Epiphanies or Dream-Wishes

Looking forward to spring and Jim’s Pink Shell azalea,

An epiphany doesn’t come along every day. For many, it’s rare or never identified. Without recognition, acceptance, and action, it is merely a passing thought – like a dream or wish – set aside or forgotten.

I have had brief unexpected epiphanies when designing scenery for plays, sometimes in time to implement them, sometimes not until I saw them under stage lights and realized a lost potential, relegating them to dream-wishes.

Perhaps the most meaningful epiphany occurred this fall, long after retirement from teaching, as I sat with my daughter Jessica on a park bench outside the cancer clinic, awaiting my scheduled blood-work and chemo-infusion.

We were talking about family, and I began a story about her father which had been painful and destructive to my self-image. It was not intended to make him look bad in her eyes, but rather was an attempt to understand his choices and life changes that had ultimately led to our divorce but also made him a better person and gave me the opportunity to do the same. That was when the epiphany occurred.

All at once I realized that none of those old tapes were important enough to hold on to, no matter how painful or disruptive they might have been at the time, even if that pain became an excuse for my own self-destructive detours. And it wasn’t just about the divorce or limited to my adult life and relationships. It was all the disappointments, bad choices, and slights perpetrated on me or by me in the past. I suddenly understood that those events were merely paths on a circuitous route that led me to where I am today, to the flawed but blessed person I’ve become. And “poof!” they were gone.

I sat there with my daughter and tried to share this revelation. For her, it spoke of the concept of letting go of things you cannot change.

I later shared this with two of my women friends. They each wanted to know what had replaced those erased experiences from the past, which was not a blank slate after the negatives were removed. I thought about this for several weeks. There are many positives: family; friends; students and colleagues; and Chico, our fifteen-year-old pup who died this year, survived by our dear Annie, who lies beside me while I write. The final gift is my belief in a higher being to whom I can pray my thanks for all these blessings.

There are funny or touching moments that I focus on from each of the above, not necessarily epic events, but day-to-day life and laughter that speak of our weird family humor and sensitivity.

My only remaining negative feelings concern the present and future: the pandemic, the growing political conflict between Americans, the struggles for basic necessities so many families face, and the ugly reality of racism. They have made made me hope for more time to see some of it resolved in the coming years so we can be a better people – tolerant and united. Wish I could have an epiphany about that.

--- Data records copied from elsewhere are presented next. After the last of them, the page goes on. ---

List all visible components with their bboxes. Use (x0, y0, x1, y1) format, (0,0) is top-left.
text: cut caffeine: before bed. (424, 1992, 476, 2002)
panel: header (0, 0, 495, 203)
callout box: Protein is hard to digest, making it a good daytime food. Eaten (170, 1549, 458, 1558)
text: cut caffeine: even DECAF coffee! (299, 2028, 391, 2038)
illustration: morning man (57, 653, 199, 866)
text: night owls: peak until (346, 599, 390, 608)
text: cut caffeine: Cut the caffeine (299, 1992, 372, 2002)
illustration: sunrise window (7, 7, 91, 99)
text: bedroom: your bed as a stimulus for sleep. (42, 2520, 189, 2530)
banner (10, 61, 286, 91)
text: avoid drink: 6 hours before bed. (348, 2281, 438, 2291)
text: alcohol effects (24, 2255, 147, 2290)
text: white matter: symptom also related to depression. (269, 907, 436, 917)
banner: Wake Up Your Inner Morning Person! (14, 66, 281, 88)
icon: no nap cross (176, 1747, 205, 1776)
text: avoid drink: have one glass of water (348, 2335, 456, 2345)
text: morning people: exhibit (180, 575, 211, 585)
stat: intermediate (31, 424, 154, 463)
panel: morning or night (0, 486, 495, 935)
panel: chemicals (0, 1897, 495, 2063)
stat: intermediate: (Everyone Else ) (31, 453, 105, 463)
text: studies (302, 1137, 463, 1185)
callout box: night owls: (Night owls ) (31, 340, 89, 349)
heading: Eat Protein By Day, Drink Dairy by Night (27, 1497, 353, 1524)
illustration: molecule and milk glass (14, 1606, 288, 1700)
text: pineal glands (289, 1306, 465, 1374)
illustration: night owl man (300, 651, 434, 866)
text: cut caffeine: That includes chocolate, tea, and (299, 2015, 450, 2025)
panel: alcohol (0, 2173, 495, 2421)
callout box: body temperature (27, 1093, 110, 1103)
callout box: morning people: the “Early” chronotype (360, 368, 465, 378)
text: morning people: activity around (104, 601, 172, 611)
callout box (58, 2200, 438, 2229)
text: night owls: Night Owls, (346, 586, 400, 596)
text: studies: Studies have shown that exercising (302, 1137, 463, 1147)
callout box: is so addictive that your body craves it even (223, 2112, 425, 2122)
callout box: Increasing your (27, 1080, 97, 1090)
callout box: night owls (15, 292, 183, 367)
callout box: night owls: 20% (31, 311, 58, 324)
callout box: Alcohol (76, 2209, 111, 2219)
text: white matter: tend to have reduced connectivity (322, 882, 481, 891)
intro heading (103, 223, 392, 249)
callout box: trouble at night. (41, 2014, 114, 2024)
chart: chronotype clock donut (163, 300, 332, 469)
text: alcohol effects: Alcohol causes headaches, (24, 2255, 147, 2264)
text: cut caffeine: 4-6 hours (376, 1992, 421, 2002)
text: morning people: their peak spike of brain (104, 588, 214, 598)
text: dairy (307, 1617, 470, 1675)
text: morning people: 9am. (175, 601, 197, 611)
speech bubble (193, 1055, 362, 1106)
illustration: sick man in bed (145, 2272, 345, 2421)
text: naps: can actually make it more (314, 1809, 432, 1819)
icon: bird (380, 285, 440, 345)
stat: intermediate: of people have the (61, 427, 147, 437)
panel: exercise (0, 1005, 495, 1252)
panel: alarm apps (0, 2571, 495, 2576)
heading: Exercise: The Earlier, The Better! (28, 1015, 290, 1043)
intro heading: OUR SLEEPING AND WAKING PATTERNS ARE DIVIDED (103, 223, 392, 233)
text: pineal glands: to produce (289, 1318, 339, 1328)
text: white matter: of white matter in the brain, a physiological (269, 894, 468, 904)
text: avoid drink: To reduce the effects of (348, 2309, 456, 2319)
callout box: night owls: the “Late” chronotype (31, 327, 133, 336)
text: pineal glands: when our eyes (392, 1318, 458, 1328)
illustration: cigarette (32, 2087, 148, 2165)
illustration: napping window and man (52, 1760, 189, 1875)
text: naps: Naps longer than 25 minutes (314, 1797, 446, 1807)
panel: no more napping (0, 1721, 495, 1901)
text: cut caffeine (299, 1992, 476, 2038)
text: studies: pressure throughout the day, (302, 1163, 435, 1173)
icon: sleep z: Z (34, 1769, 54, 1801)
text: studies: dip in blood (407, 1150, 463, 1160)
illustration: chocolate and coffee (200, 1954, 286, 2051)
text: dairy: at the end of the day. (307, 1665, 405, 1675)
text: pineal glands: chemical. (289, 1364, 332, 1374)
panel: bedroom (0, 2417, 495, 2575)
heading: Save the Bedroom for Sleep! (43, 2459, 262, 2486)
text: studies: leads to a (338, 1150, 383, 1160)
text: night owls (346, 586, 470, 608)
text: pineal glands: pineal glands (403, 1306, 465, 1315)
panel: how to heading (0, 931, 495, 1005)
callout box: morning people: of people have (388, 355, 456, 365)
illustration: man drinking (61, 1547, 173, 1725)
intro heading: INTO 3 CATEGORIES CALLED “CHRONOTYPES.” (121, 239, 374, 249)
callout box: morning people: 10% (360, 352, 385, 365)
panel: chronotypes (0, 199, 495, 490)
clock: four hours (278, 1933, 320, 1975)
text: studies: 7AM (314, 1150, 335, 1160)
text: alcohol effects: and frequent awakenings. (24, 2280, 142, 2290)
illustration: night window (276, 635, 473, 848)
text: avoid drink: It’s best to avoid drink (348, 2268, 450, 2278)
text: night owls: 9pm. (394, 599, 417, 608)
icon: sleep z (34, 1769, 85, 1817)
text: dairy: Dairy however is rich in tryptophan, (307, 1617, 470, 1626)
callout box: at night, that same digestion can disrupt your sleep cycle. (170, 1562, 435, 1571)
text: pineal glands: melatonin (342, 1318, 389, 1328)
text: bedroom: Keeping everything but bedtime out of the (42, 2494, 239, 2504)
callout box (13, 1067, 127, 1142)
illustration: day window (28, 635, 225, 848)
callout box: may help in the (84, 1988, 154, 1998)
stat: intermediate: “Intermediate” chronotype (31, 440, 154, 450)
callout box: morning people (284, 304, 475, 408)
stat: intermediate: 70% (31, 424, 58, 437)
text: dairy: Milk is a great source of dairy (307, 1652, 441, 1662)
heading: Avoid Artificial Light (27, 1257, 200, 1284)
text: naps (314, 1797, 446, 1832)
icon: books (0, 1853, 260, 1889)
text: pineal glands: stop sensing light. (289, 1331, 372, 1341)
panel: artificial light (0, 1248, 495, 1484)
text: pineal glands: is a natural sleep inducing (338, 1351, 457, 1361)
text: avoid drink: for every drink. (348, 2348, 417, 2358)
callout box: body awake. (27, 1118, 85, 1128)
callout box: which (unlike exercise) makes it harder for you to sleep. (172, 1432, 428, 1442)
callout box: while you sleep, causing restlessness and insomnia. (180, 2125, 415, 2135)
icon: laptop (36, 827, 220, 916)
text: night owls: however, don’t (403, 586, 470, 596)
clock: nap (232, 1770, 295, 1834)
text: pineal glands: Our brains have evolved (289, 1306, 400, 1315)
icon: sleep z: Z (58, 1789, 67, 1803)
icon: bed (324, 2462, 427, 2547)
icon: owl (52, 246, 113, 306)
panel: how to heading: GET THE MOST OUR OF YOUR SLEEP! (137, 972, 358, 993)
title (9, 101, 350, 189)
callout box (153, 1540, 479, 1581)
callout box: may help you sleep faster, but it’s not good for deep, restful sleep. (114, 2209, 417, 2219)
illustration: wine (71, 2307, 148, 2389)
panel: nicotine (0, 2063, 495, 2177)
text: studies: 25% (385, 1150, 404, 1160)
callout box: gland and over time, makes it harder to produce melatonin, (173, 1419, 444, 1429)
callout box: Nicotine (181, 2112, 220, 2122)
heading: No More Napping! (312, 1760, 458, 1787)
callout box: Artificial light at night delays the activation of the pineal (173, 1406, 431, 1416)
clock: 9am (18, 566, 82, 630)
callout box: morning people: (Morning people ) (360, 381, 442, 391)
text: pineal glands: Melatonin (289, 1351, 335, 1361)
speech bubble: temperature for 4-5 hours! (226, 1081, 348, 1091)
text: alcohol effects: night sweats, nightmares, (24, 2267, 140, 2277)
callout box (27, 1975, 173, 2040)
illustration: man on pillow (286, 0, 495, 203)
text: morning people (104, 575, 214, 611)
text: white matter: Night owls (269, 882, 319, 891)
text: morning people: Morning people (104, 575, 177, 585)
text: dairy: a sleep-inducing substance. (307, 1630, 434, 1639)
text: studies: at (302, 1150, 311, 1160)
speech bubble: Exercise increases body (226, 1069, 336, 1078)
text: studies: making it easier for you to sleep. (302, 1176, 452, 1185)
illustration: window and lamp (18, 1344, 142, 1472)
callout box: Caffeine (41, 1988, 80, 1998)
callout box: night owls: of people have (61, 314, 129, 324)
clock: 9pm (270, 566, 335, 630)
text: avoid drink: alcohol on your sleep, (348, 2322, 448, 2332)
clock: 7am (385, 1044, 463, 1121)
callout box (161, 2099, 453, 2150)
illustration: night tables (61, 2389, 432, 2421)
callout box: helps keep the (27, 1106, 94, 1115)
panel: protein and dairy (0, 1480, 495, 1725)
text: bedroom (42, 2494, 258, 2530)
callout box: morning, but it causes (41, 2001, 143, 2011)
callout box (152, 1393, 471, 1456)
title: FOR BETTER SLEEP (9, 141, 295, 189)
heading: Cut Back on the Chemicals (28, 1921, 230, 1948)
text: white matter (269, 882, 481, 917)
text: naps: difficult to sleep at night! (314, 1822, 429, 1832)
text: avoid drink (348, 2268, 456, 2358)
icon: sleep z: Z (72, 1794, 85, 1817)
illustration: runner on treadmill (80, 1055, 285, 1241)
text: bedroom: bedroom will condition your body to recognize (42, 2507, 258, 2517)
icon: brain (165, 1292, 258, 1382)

Strength and energy-challenged now, there is little I can do to help make change except perhaps through words. Almost three years ago I was told I had months to live due to metastatic breast cancer (MBC) which has now been joined by leukemia (CML). With two chemotherapies and a great oncologist, I have certainly outlived the first prognosis. This unexpected extension of life has been a blessing because it has allowed time to work on a bucket-list and say my good-byes, even finish and publish two books. It has given me the opportunity for introspection and to write down thoughts that may benefit someone someday.

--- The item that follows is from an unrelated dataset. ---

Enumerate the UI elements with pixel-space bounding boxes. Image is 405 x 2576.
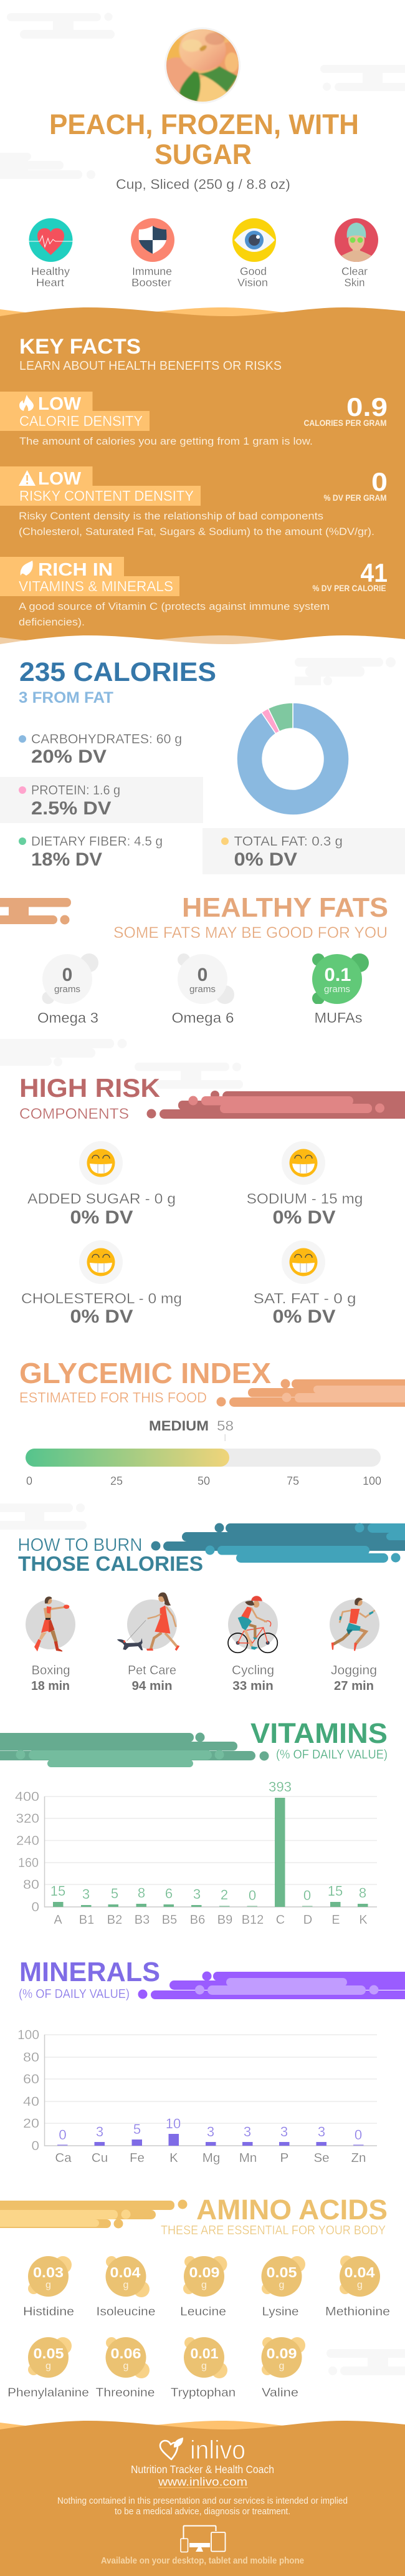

It has also meant less time that Jim will have to be alone. He’s nine years older, and it’s still a toss-up as to who will survive who. He is stronger and healthier (in spite of his 87 years) but he spends too much time on ladders and roofs, daring calamity. Nevertheless, my money and hopes are on him.

Wishing you all well in 2021 and hoping you will support our new President – regardless of your political affiliation. He will inherit an unbelievable situation, both foreign and domestic. I have not been one who marches or demonstrates, choosing instead to live my beliefs rather than make noises about them. But the noisemakers are all we hear, so I hope you will make some good noise and, in the words of John Lewis, “good trouble” in the effort to ultimately bring pride, tolerance, and non-partisan truths – not just to this country, but to this lovely old world of ours.

Happy New Year, happy epiphanies, and already looking forward to spring.

Doris

One thought on “Epiphanies or Dream-Wishes

  1. Doris, this is a very sensitive and moving expression of a lifetime of experiences, their impact, and their influence. Thank you for sharing.
    John and I wish you and the family well.
    John has put his canvas and brushes aside in order to focus on teaching himself how to play the ukulele with technical accuracy. I have been devoting my lockdown time to reading more including your thought provoking book. I’m thankful to have grown up in a simpler world,or at least one that I perceived as such. You probed deep into the complexities of emotions and circumstances young adults must grapple with in today’s world.
    Let’s hope for a saner kinder political environment and an opportunity to enjoy the pink azaleas in the spring.